Da haben wir auf der einen Seite die öffentlich-rechtlichen, die in einem schmerzhaften und nicht sonderlich erfolgreichen Spagat zwischen Entertainment und Information gefangen sind.
So wechseln sich bemüht seriöse Nachrichtensendungen mit katastrophalem Daily-Soap und Klatschmagazinen ab, knörbeln talentfreie Betroffenheitskünstler die so eingefroren und falsch grinsen wie nicht ganz rehabilitierte Schlaganfallpatienten mit Thomas Gottschalks Busenwitzen um die Wette, da gleicht der Höhepunkt dem Tiefpunkt wie ein faules Ei dem anderen.
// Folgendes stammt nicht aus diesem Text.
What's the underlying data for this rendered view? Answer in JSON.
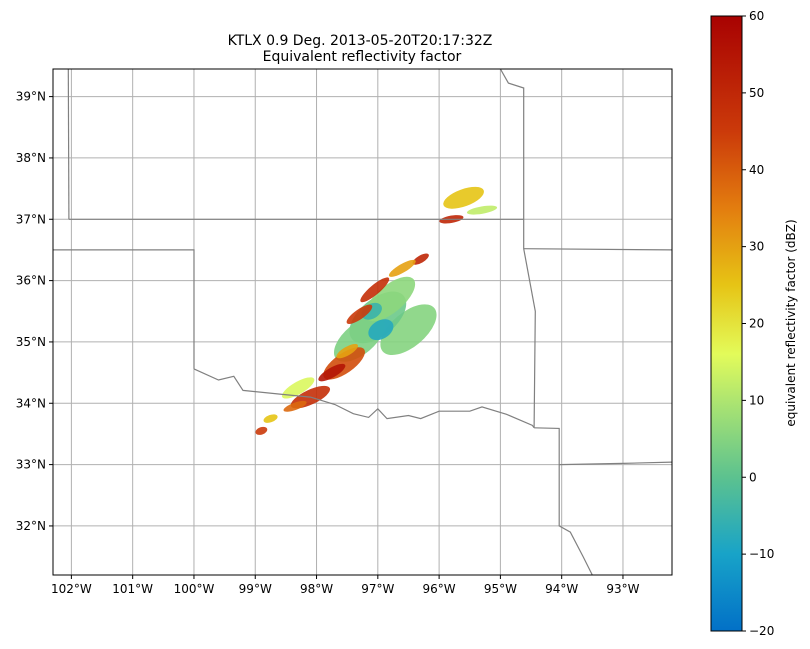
{
  "chart_data": [
    {
      "type": "heatmap",
      "title": "KTLX 0.9 Deg. 2013-05-20T20:17:32Z",
      "subtitle": "Equivalent reflectivity factor",
      "xlim": [
        -102.3,
        -92.2
      ],
      "ylim": [
        31.2,
        39.45
      ],
      "grid": true,
      "x_ticks": [
        -102,
        -101,
        -100,
        -99,
        -98,
        -97,
        -96,
        -95,
        -94,
        -93
      ],
      "x_tick_labels": [
        "102°W",
        "101°W",
        "100°W",
        "99°W",
        "98°W",
        "97°W",
        "96°W",
        "95°W",
        "94°W",
        "93°W"
      ],
      "y_ticks": [
        32,
        33,
        34,
        35,
        36,
        37,
        38,
        39
      ],
      "y_tick_labels": [
        "32°N",
        "33°N",
        "34°N",
        "35°N",
        "36°N",
        "37°N",
        "38°N",
        "39°N"
      ],
      "state_borders": [
        [
          [
            -102.05,
            39.45
          ],
          [
            -102.04,
            37.0
          ]
        ],
        [
          [
            -102.04,
            37.0
          ],
          [
            -94.62,
            37.0
          ]
        ],
        [
          [
            -102.3,
            36.5
          ],
          [
            -100.0,
            36.5
          ],
          [
            -100.0,
            34.56
          ]
        ],
        [
          [
            -100.0,
            34.56
          ],
          [
            -99.6,
            34.38
          ],
          [
            -99.35,
            34.44
          ],
          [
            -99.2,
            34.21
          ],
          [
            -98.6,
            34.15
          ],
          [
            -98.1,
            34.1
          ],
          [
            -97.7,
            33.98
          ],
          [
            -97.4,
            33.83
          ],
          [
            -97.15,
            33.77
          ],
          [
            -97.0,
            33.91
          ],
          [
            -96.85,
            33.75
          ],
          [
            -96.5,
            33.8
          ],
          [
            -96.3,
            33.75
          ],
          [
            -96.0,
            33.87
          ],
          [
            -95.5,
            33.87
          ],
          [
            -95.3,
            33.94
          ],
          [
            -94.9,
            33.82
          ],
          [
            -94.48,
            33.64
          ],
          [
            -94.45,
            33.6
          ]
        ],
        [
          [
            -94.45,
            33.6
          ],
          [
            -94.04,
            33.59
          ],
          [
            -94.04,
            32.0
          ],
          [
            -93.86,
            31.9
          ],
          [
            -93.65,
            31.5
          ],
          [
            -93.5,
            31.2
          ]
        ],
        [
          [
            -94.04,
            33.0
          ],
          [
            -93.0,
            33.02
          ],
          [
            -92.2,
            33.04
          ]
        ],
        [
          [
            -94.62,
            36.52
          ],
          [
            -92.2,
            36.5
          ]
        ],
        [
          [
            -95.0,
            39.45
          ],
          [
            -94.87,
            39.22
          ],
          [
            -94.62,
            39.14
          ],
          [
            -94.62,
            36.52
          ],
          [
            -94.43,
            35.5
          ],
          [
            -94.45,
            33.6
          ]
        ]
      ],
      "echoes": [
        {
          "lon": -96.5,
          "lat": 35.2,
          "rx": 0.55,
          "ry": 0.28,
          "angle": 40,
          "dbz": 5
        },
        {
          "lon": -97.0,
          "lat": 35.4,
          "rx": 0.55,
          "ry": 0.3,
          "angle": 40,
          "dbz": 2
        },
        {
          "lon": -97.3,
          "lat": 35.05,
          "rx": 0.5,
          "ry": 0.25,
          "angle": 40,
          "dbz": 4
        },
        {
          "lon": -96.8,
          "lat": 35.7,
          "rx": 0.5,
          "ry": 0.22,
          "angle": 40,
          "dbz": 6
        },
        {
          "lon": -96.95,
          "lat": 35.2,
          "rx": 0.22,
          "ry": 0.15,
          "angle": 30,
          "dbz": -8
        },
        {
          "lon": -97.1,
          "lat": 35.5,
          "rx": 0.18,
          "ry": 0.12,
          "angle": 30,
          "dbz": -5
        },
        {
          "lon": -98.1,
          "lat": 34.1,
          "rx": 0.35,
          "ry": 0.12,
          "angle": 25,
          "dbz": 48
        },
        {
          "lon": -97.55,
          "lat": 34.65,
          "rx": 0.4,
          "ry": 0.16,
          "angle": 35,
          "dbz": 42
        },
        {
          "lon": -97.3,
          "lat": 35.45,
          "rx": 0.25,
          "ry": 0.08,
          "angle": 35,
          "dbz": 45
        },
        {
          "lon": -97.05,
          "lat": 35.85,
          "rx": 0.3,
          "ry": 0.08,
          "angle": 40,
          "dbz": 48
        },
        {
          "lon": -96.3,
          "lat": 36.35,
          "rx": 0.15,
          "ry": 0.06,
          "angle": 30,
          "dbz": 50
        },
        {
          "lon": -96.6,
          "lat": 36.2,
          "rx": 0.25,
          "ry": 0.07,
          "angle": 30,
          "dbz": 30
        },
        {
          "lon": -95.8,
          "lat": 37.0,
          "rx": 0.2,
          "ry": 0.06,
          "angle": 10,
          "dbz": 50
        },
        {
          "lon": -95.6,
          "lat": 37.35,
          "rx": 0.35,
          "ry": 0.14,
          "angle": 20,
          "dbz": 25
        },
        {
          "lon": -95.3,
          "lat": 37.15,
          "rx": 0.25,
          "ry": 0.06,
          "angle": 10,
          "dbz": 12
        },
        {
          "lon": -98.9,
          "lat": 33.55,
          "rx": 0.1,
          "ry": 0.06,
          "angle": 20,
          "dbz": 45
        },
        {
          "lon": -98.75,
          "lat": 33.75,
          "rx": 0.12,
          "ry": 0.06,
          "angle": 20,
          "dbz": 25
        },
        {
          "lon": -98.3,
          "lat": 34.25,
          "rx": 0.3,
          "ry": 0.1,
          "angle": 30,
          "dbz": 15
        },
        {
          "lon": -97.75,
          "lat": 34.5,
          "rx": 0.25,
          "ry": 0.08,
          "angle": 30,
          "dbz": 55
        },
        {
          "lon": -97.5,
          "lat": 34.85,
          "rx": 0.2,
          "ry": 0.07,
          "angle": 30,
          "dbz": 30
        },
        {
          "lon": -98.35,
          "lat": 33.95,
          "rx": 0.2,
          "ry": 0.06,
          "angle": 20,
          "dbz": 38
        }
      ],
      "colorbar": {
        "label": "equivalent reflectivity factor (dBZ)",
        "min": -20,
        "max": 60,
        "ticks": [
          -20,
          -10,
          0,
          10,
          20,
          30,
          40,
          50,
          60
        ],
        "tick_labels": [
          "−20",
          "−10",
          "0",
          "10",
          "20",
          "30",
          "40",
          "50",
          "60"
        ],
        "stops": [
          {
            "value": -20,
            "color": "#0270c7"
          },
          {
            "value": -10,
            "color": "#18a3c8"
          },
          {
            "value": 0,
            "color": "#5cc28f"
          },
          {
            "value": 10,
            "color": "#aee570"
          },
          {
            "value": 16,
            "color": "#e3fb5a"
          },
          {
            "value": 25,
            "color": "#e6c415"
          },
          {
            "value": 35,
            "color": "#e37d0f"
          },
          {
            "value": 45,
            "color": "#cb3a0a"
          },
          {
            "value": 60,
            "color": "#a80202"
          }
        ]
      },
      "colors": {
        "grid": "#b0b0b0",
        "border": "#808080",
        "frame": "#000000"
      }
    }
  ]
}
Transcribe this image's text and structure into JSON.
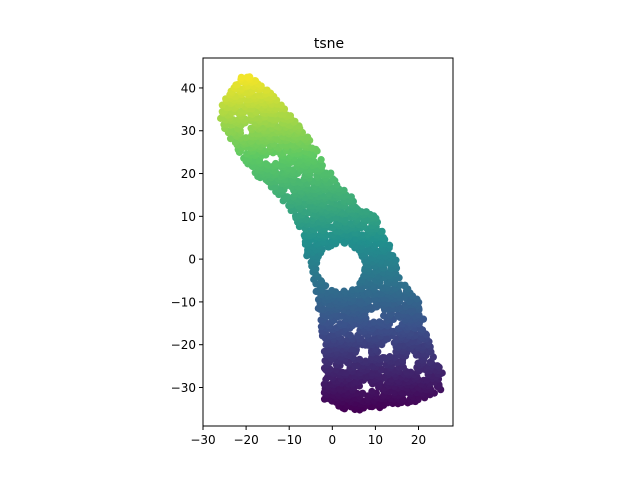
{
  "chart_data": {
    "type": "scatter",
    "title": "tsne",
    "xlabel": "",
    "ylabel": "",
    "xlim": [
      -30,
      28
    ],
    "ylim": [
      -39,
      47
    ],
    "x_ticks": [
      -30,
      -20,
      -10,
      0,
      10,
      20
    ],
    "y_ticks": [
      -30,
      -20,
      -10,
      0,
      10,
      20,
      30,
      40
    ],
    "x_tick_labels": [
      "−30",
      "−20",
      "−10",
      "0",
      "10",
      "20"
    ],
    "y_tick_labels": [
      "−30",
      "−20",
      "−10",
      "0",
      "10",
      "20",
      "30",
      "40"
    ],
    "colormap": "viridis",
    "color_encodes": "y (sequence order along the band)",
    "colormap_stops": [
      "#440154",
      "#3b528b",
      "#21908d",
      "#5dc963",
      "#fde725"
    ],
    "grid": false,
    "legend": "none",
    "point_cloud_description": "dense band of points from lower right to upper left",
    "band_outline": [
      [
        -26,
        35.5
      ],
      [
        -23,
        41
      ],
      [
        -20,
        43.5
      ],
      [
        -18,
        42
      ],
      [
        -14,
        39
      ],
      [
        -10,
        34
      ],
      [
        -6,
        29
      ],
      [
        -2,
        23
      ],
      [
        2,
        17
      ],
      [
        6,
        13
      ],
      [
        10,
        10
      ],
      [
        13,
        4
      ],
      [
        15,
        0
      ],
      [
        16,
        -4
      ],
      [
        19,
        -8
      ],
      [
        21,
        -12
      ],
      [
        22,
        -18
      ],
      [
        24,
        -24
      ],
      [
        26,
        -27
      ],
      [
        26,
        -30
      ],
      [
        22,
        -33
      ],
      [
        16,
        -34
      ],
      [
        10,
        -35
      ],
      [
        4,
        -35.5
      ],
      [
        1,
        -34.5
      ],
      [
        -2,
        -33
      ],
      [
        -2,
        -26
      ],
      [
        -2,
        -20
      ],
      [
        -3,
        -13
      ],
      [
        -4,
        -7
      ],
      [
        -5,
        -2
      ],
      [
        -7,
        4
      ],
      [
        -8,
        8
      ],
      [
        -11,
        13
      ],
      [
        -15,
        17
      ],
      [
        -18,
        20
      ],
      [
        -21,
        24
      ],
      [
        -23,
        27
      ],
      [
        -25,
        30
      ],
      [
        -26,
        33
      ]
    ],
    "holes": [
      {
        "x": 2,
        "y": -2,
        "r": 5.5
      },
      {
        "x": -14,
        "y": 23.5,
        "r": 1.3
      },
      {
        "x": -20,
        "y": 30.5,
        "r": 1.1
      },
      {
        "x": -10,
        "y": 15.5,
        "r": 0.9
      },
      {
        "x": -7.5,
        "y": 19,
        "r": 0.8
      },
      {
        "x": 10,
        "y": -13,
        "r": 1.5
      },
      {
        "x": 15,
        "y": -15,
        "r": 1.2
      },
      {
        "x": 7,
        "y": -22,
        "r": 1.5
      },
      {
        "x": 13,
        "y": -21,
        "r": 1.6
      },
      {
        "x": 18,
        "y": -24,
        "r": 1.6
      },
      {
        "x": 8,
        "y": -30,
        "r": 1.4
      },
      {
        "x": 21,
        "y": -27,
        "r": 1.2
      },
      {
        "x": 2.5,
        "y": -25.5,
        "r": 0.9
      },
      {
        "x": 5,
        "y": -17,
        "r": 0.8
      }
    ]
  }
}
Da werden Galen und Preisverleihungen veranstaltet, auf denen Geschmacksbefreite Talentlosen Glasphallen überreichen und sich Laudatio und Fellatio sehr nahe kommen. Feierliches applaudieren, wenn dem Autor einer millionenteiligen Soap-Opera sein plattes Machwerk als spannende Unterhaltung deklariert wird, wenn der neueste Pro-Sieben-Fünfteiler über die Invasion der Killer-Kohlrabis den Preis des sedierten Publikums einheimsen kann. Durchaus verständlich dass einem da der Kragen platzt, wenn man nichts böses Ahnend eingeladen wird und sich stundenlang Plattitüden und das unerträgliche Gelabere von Thomas Gottschalk antun muss. Ich bin mir ziemlich sicher, sollte ich unerwarteterweise in den „Genuss“ einer solchen Veranstaltung kommen, bei mir würde der Fluchtinstinkt auch einsetzen. Und wahrscheinlich würde ich meiner Frustration auch noch Ausdruck verleihen.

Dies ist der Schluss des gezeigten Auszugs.